MEB’İN İMZALADIĞI PROTOKOLLER

*Bakın Değerli arkadaşlar bu ülkede, Tweet attığı için sorgulanan insanlara yurt dışı yasağı var, ama naylon fatura düzenleyenler elini kolunu sallayarak Almanya’ya gidiyor. Vatandaşın cebinden ödediği vergilerle, sözde (!) kamu yararına kurulmuş vakıflar üzerinden devleti soyanlardan, kamuyu zarara uğratanlardan hesap sorulmalıdır.

*Soyulan Yunus Emre Vakfı değil, vatandaşımızdır. Laiklik karşıtı uygulamaları ve skandallarla anılan Milli Eğitim Bakanlığı bu kez de; Hizbullah ve Hüda-Par’a yakınlığıyla bilinen bir vakıf ile protokol imzaladı. Domuz bağı ile Gaffar Okkan cinayeti ile özdeşleşmiş bir örgüt olan Hizbullah ve Hüda-Par ile ilişkisi bulunan gerici bir vakıfla iş birliği yapan Milli Eğitim Bakanı da laik ve çağdaş eğitime açılan savaşın bir diğer cephesidir.

*İmzalanan protokol sayesinde bu gerici vakıf, ilkokul 4. sınıf ile 12. sınıf arası tüm okullardaki 10-18 yaşlarındaki 10 milyon öğrenciye, MEB’in onayıyla erişebilecek. Bu vakfın yönetim şemasına bakıldığında; vakfın çocuklarımıza temas etmesi konusundaki endişemiz anlaşılacaktır.

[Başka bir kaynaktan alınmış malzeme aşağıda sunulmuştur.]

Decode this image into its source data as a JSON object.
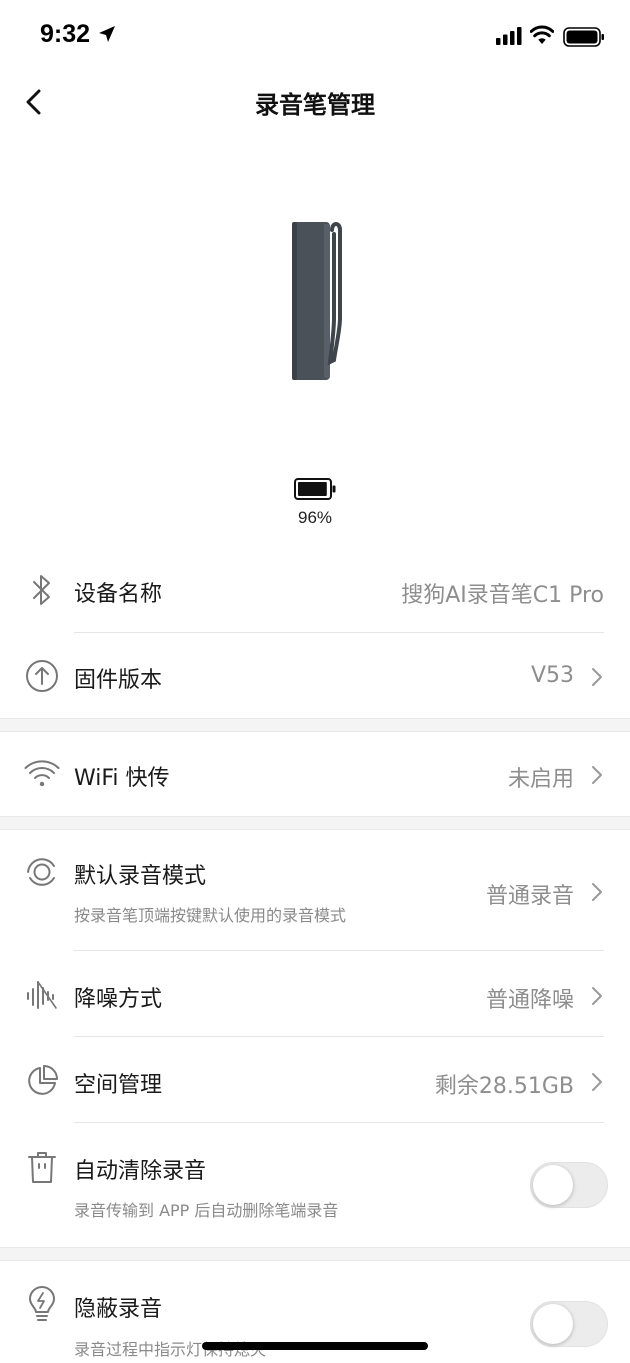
{
  "status_bar": {
    "time": "9:32"
  },
  "header": {
    "title": "录音笔管理"
  },
  "device": {
    "battery_percent": "96%",
    "battery_level": 0.96
  },
  "settings": {
    "device_name": {
      "label": "设备名称",
      "value": "搜狗AI录音笔C1 Pro",
      "icon": "bluetooth-icon"
    },
    "firmware": {
      "label": "固件版本",
      "value": "V53",
      "icon": "upload-circle-icon"
    },
    "wifi_transfer": {
      "label": "WiFi 快传",
      "value": "未启用",
      "icon": "wifi-icon"
    },
    "default_mode": {
      "label": "默认录音模式",
      "subtitle": "按录音笔顶端按键默认使用的录音模式",
      "value": "普通录音",
      "icon": "record-mode-icon"
    },
    "noise_reduction": {
      "label": "降噪方式",
      "value": "普通降噪",
      "icon": "waveform-icon"
    },
    "storage": {
      "label": "空间管理",
      "value": "剩余28.51GB",
      "icon": "pie-chart-icon"
    },
    "auto_clear": {
      "label": "自动清除录音",
      "subtitle": "录音传输到 APP 后自动删除笔端录音",
      "enabled": false,
      "icon": "trash-icon"
    },
    "hidden_record": {
      "label": "隐蔽录音",
      "subtitle": "录音过程中指示灯保持熄灭",
      "enabled": false,
      "icon": "lightbulb-icon"
    }
  },
  "colors": {
    "text": "#1a1a1a",
    "secondary": "#8e8e8e",
    "device": "#4a5058",
    "separator": "#f4f4f4"
  }
}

*Vakfın başkanı olan şahsın; Hizbullah örgütünün yasadışı medrese faaliyetlerini yürüttüğüne dair ciddi iddialar var. Vakıf başkan yardımcısı ise 2011 yılında düzenlenen Hizbullah operasyonunda gözaltına alınıp tutuklanmış. Vakfın bir başka Yönetim Kurulu Üyesi, Hüda-Par’ın Genel İdare Kurulu Üyesi. Bütün dünya yapay zekâyı nasıl kullanırız diye konuşuyor, bunun için milyonlar harcıyor, Türkiye Cumhuriyeti Devleti’nin Milli Eğitim Bakanlığı ise tarikat bağlantılı vakıflarla protokol imzalama derdinde.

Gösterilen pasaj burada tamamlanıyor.